The business economy is...let's say, "wheezy," but in the realm of local arts, we are currently reaping the benefits of various economic stimuli. Critical Mass Creative Stimulus
, the new exhibition at the Regional Arts Commission (6128 Delmar Boulevard; 314-863-5811 or www.art-stl.com
), features installations by the four recipients of the inaugural Economic Stimulus Project, a financial jump-start for promising artists bequeathed by Critical Mass for the Visual Arts. Martin Brief, Cameron Fuller, Robert Goetz and Asma Kazmi are names you may recognize if you frequent the galleries. If you're not familiar, now's the time to acquaint yourself with their art. Each of the four works, in their own unique visual language, articulate ideas of social commentary, pop-culture whimsy, fairy-tale mysticism and elegant expressions of beauty.

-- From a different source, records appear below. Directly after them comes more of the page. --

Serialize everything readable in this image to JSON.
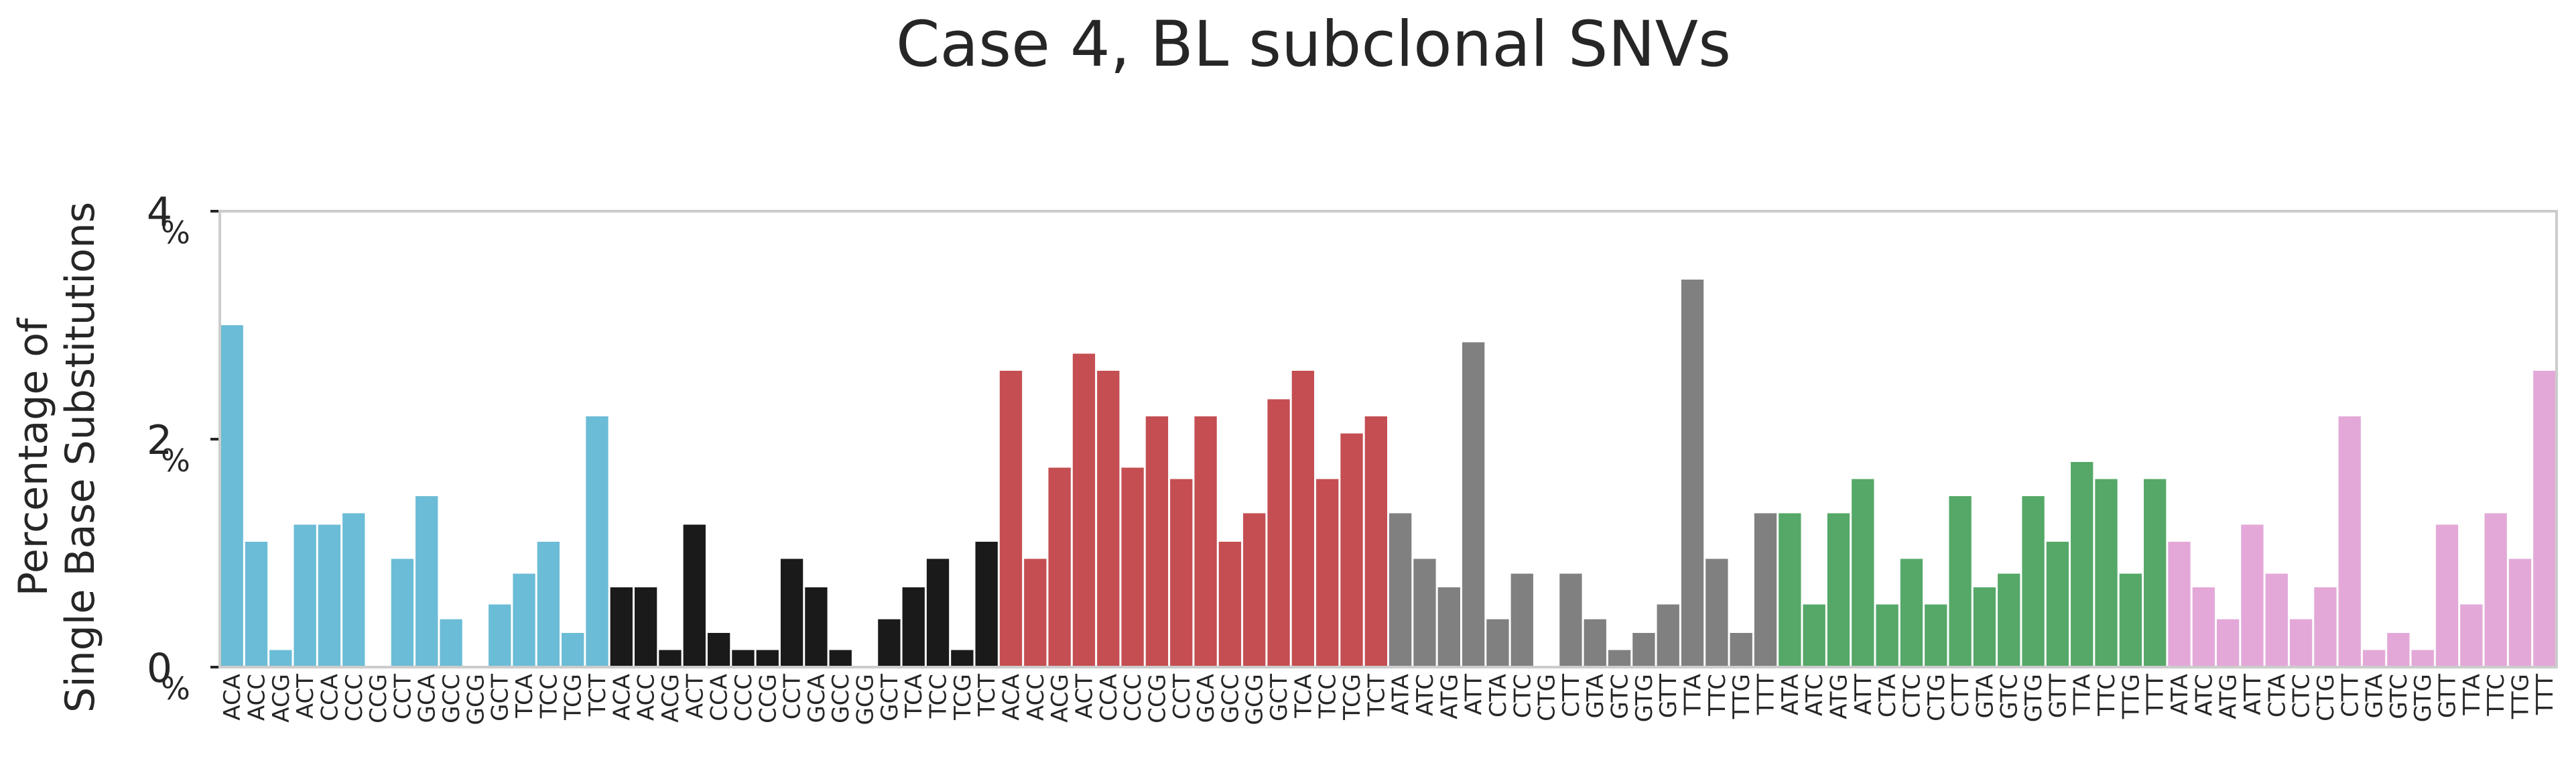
{
  "chart_data": {
    "type": "bar",
    "title": "Case 4, BL subclonal SNVs",
    "ylabel_lines": [
      "Percentage of",
      "Single Base Substitutions"
    ],
    "ylim": [
      0,
      4
    ],
    "yticks": [
      0,
      2,
      4
    ],
    "ytick_suffix": "%",
    "grid": false,
    "legend": "none",
    "groups": [
      {
        "color": "#6bbcd6",
        "contexts": [
          "ACA",
          "ACC",
          "ACG",
          "ACT",
          "CCA",
          "CCC",
          "CCG",
          "CCT",
          "GCA",
          "GCC",
          "GCG",
          "GCT",
          "TCA",
          "TCC",
          "TCG",
          "TCT"
        ],
        "values": [
          3.0,
          1.1,
          0.15,
          1.25,
          1.25,
          1.35,
          0,
          0.95,
          1.5,
          0.42,
          0,
          0.55,
          0.82,
          1.1,
          0.3,
          2.2
        ]
      },
      {
        "color": "#1a1a1a",
        "contexts": [
          "ACA",
          "ACC",
          "ACG",
          "ACT",
          "CCA",
          "CCC",
          "CCG",
          "CCT",
          "GCA",
          "GCC",
          "GCG",
          "GCT",
          "TCA",
          "TCC",
          "TCG",
          "TCT"
        ],
        "values": [
          0.7,
          0.7,
          0.15,
          1.25,
          0.3,
          0.15,
          0.15,
          0.95,
          0.7,
          0.15,
          0,
          0.42,
          0.7,
          0.95,
          0.15,
          1.1
        ]
      },
      {
        "color": "#c44e52",
        "contexts": [
          "ACA",
          "ACC",
          "ACG",
          "ACT",
          "CCA",
          "CCC",
          "CCG",
          "CCT",
          "GCA",
          "GCC",
          "GCG",
          "GCT",
          "TCA",
          "TCC",
          "TCG",
          "TCT"
        ],
        "values": [
          2.6,
          0.95,
          1.75,
          2.75,
          2.6,
          1.75,
          2.2,
          1.65,
          2.2,
          1.1,
          1.35,
          2.35,
          2.6,
          1.65,
          2.05,
          2.2
        ]
      },
      {
        "color": "#808080",
        "contexts": [
          "ATA",
          "ATC",
          "ATG",
          "ATT",
          "CTA",
          "CTC",
          "CTG",
          "CTT",
          "GTA",
          "GTC",
          "GTG",
          "GTT",
          "TTA",
          "TTC",
          "TTG",
          "TTT"
        ],
        "values": [
          1.35,
          0.95,
          0.7,
          2.85,
          0.42,
          0.82,
          0,
          0.82,
          0.42,
          0.15,
          0.3,
          0.55,
          3.4,
          0.95,
          0.3,
          1.35
        ]
      },
      {
        "color": "#55a868",
        "contexts": [
          "ATA",
          "ATC",
          "ATG",
          "ATT",
          "CTA",
          "CTC",
          "CTG",
          "CTT",
          "GTA",
          "GTC",
          "GTG",
          "GTT",
          "TTA",
          "TTC",
          "TTG",
          "TTT"
        ],
        "values": [
          1.35,
          0.55,
          1.35,
          1.65,
          0.55,
          0.95,
          0.55,
          1.5,
          0.7,
          0.82,
          1.5,
          1.1,
          1.8,
          1.65,
          0.82,
          1.65
        ]
      },
      {
        "color": "#e3a8d8",
        "contexts": [
          "ATA",
          "ATC",
          "ATG",
          "ATT",
          "CTA",
          "CTC",
          "CTG",
          "CTT",
          "GTA",
          "GTC",
          "GTG",
          "GTT",
          "TTA",
          "TTC",
          "TTG",
          "TTT"
        ],
        "values": [
          1.1,
          0.7,
          0.42,
          1.25,
          0.82,
          0.42,
          0.7,
          2.2,
          0.15,
          0.3,
          0.15,
          1.25,
          0.55,
          1.35,
          0.95,
          2.6
        ]
      }
    ]
  }
}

And unlike stock market gains, a thing of beauty is a joy forever. Fuller's installation, From the Collection of the Institute
, a museumlike diorama featuring a taxidermied coyote standing in fake snow against a hand-painted map of the constellations, is upsettingly beautiful. It recalls a half-forgotten fable and edges nervously toward mankind's tendency to still living things in the pursuit of "understanding." Critical Mass Creative Stimulus
opens with a free public reception from 5:30 to 7:30 p.m. Friday, January 15, at the Regional Arts Commission. The show remains up through Sunday, February 28, and the gallery is open daily.